Through hard work and faith, the Von Trapps demonstrated the principle of the family as an economic unit. The father didn’t go off to a job; he continued the leadership he learned as a Captain in the Austrian navy. Maria, the mother, didn’t take a job for a second income; she taught the whole family activities that, first, enriched their lives and, later, enriched their bank account.
Above all, the whole family religiously (in a good sense) practiced faith in a loving God and trusted Him to provide when things were needed. And God’s people generously gave of what they had when the Von Trapps came penniless to America and desperately needed housing and furniture.
When they were rich in Austria and able to buy materials and tools, Maria taught the large family she married into how to make Christmas gifts for each other. Made with love and no small talent, these gifts were enjoyed for their thoughtfulness, their rightness for each person. Years later in America, during a Summer of little money, individual family members applied their crafting talents to woodworking, ceramics, carpentry, leatherwork, and jewelry. These sold quickly and orders kept them busy, providing the necessary income. Maria also learned about the bargains for valuable items to be found at auctions. She wrote of walking in the footsteps of American pioneers.
And, of course, Maria introduced the whole family to music – both vocal and instrumental. With occasional help from experts, she built the family of talented musicians into the Trapp Family Singers. She secured the friendship of a manager who sent them on tour after tour across the US until the nation entered WWII.

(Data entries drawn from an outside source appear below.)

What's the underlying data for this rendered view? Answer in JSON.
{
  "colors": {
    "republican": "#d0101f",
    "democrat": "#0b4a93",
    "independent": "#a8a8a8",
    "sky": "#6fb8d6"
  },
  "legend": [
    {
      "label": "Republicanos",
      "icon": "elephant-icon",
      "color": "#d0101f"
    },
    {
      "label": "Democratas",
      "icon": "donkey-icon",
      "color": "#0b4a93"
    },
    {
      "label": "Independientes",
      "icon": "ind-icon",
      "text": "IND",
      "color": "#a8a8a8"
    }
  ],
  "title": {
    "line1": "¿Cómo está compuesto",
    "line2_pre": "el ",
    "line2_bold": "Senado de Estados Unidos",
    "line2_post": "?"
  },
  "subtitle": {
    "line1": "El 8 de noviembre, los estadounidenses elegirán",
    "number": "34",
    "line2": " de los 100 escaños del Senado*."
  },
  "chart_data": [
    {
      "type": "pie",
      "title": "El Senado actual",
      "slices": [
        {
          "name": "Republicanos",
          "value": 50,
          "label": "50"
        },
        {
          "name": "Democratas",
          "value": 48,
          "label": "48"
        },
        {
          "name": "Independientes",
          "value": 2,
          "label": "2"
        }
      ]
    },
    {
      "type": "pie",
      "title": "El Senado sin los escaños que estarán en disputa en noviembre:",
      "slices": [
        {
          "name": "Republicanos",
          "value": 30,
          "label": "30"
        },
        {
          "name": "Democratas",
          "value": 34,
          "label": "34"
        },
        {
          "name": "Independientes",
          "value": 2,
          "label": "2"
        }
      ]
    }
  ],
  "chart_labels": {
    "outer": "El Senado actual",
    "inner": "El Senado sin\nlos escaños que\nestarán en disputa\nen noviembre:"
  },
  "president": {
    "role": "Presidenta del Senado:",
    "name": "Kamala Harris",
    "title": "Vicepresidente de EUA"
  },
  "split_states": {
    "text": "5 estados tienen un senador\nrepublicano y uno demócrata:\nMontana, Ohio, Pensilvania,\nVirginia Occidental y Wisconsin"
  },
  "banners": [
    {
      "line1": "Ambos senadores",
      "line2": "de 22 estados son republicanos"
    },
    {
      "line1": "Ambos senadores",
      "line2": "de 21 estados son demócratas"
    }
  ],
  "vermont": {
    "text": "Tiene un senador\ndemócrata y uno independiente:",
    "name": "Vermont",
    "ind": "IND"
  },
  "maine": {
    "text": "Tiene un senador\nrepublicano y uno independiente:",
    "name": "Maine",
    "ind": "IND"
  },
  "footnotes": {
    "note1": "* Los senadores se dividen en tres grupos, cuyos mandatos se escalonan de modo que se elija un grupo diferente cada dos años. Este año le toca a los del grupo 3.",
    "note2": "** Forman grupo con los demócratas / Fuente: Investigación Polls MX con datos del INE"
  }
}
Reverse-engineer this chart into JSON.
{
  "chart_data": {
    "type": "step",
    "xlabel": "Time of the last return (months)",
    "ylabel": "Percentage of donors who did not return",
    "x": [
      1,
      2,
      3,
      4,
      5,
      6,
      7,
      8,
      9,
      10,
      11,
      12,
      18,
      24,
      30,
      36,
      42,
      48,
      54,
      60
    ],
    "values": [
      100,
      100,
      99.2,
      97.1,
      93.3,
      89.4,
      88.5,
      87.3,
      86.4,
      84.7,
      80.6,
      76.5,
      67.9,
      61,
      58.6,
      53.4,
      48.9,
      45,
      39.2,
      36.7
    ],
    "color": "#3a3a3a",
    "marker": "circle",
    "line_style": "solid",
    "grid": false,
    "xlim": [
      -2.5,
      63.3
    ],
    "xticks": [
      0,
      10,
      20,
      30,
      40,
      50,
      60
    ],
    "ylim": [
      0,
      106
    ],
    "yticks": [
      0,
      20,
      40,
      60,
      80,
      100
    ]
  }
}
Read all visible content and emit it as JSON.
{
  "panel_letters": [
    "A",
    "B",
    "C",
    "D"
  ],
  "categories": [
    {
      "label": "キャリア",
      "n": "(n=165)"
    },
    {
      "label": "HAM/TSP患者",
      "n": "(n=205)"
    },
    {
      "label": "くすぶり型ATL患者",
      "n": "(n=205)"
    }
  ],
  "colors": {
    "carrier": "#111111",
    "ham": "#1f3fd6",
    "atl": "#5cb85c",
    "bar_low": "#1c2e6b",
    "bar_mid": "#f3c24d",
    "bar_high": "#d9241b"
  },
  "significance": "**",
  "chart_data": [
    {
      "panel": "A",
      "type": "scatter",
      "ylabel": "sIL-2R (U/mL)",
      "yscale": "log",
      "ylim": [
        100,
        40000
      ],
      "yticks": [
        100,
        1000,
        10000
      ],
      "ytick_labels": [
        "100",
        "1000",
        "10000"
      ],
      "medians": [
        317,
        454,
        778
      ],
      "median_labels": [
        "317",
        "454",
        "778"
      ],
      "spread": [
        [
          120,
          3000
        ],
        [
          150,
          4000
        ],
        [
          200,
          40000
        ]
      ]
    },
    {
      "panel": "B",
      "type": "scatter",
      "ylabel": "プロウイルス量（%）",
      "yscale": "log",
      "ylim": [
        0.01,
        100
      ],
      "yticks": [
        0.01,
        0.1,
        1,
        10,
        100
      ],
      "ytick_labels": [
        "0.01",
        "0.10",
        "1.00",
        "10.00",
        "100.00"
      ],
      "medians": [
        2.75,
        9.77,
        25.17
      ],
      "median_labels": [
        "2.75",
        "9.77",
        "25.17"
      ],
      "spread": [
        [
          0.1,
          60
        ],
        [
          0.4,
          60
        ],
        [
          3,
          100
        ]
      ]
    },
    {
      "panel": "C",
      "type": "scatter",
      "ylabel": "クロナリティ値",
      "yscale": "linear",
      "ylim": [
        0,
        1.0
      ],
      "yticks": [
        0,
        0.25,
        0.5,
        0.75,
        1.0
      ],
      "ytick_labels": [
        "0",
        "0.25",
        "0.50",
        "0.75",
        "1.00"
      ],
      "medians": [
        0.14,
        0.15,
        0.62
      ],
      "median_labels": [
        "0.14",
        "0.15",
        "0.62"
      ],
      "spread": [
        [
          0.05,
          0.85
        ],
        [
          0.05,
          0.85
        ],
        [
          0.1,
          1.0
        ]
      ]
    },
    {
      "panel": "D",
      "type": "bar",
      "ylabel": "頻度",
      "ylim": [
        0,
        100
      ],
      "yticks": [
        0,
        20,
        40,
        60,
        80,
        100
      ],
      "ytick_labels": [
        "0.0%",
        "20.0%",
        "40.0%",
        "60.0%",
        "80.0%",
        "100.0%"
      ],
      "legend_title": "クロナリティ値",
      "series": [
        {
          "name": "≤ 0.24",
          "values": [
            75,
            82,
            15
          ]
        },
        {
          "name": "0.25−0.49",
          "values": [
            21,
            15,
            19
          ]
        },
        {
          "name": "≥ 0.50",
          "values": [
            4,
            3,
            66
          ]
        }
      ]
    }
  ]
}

She grabbed up a C.C.C. camp being abandoned by the government and the family turned it into Von Trapp Music Camp. They welcomed guests from around the country and taught them music – vocal and instrumental – to be enjoyed outside the theater or drawing room.
Certainly, the Von Trapps were gifted with musical talent, the ability to do crafts, and a desire to work hard for the sake of the whole family. They also desired to share their gifts with the people around them. And people paid well for what the Von Trapps had to offer. These values enabled the American pioneers to build this great nation. Returning to them would restore our moral and economic might.
What could you do with your family to add value to society and the economy?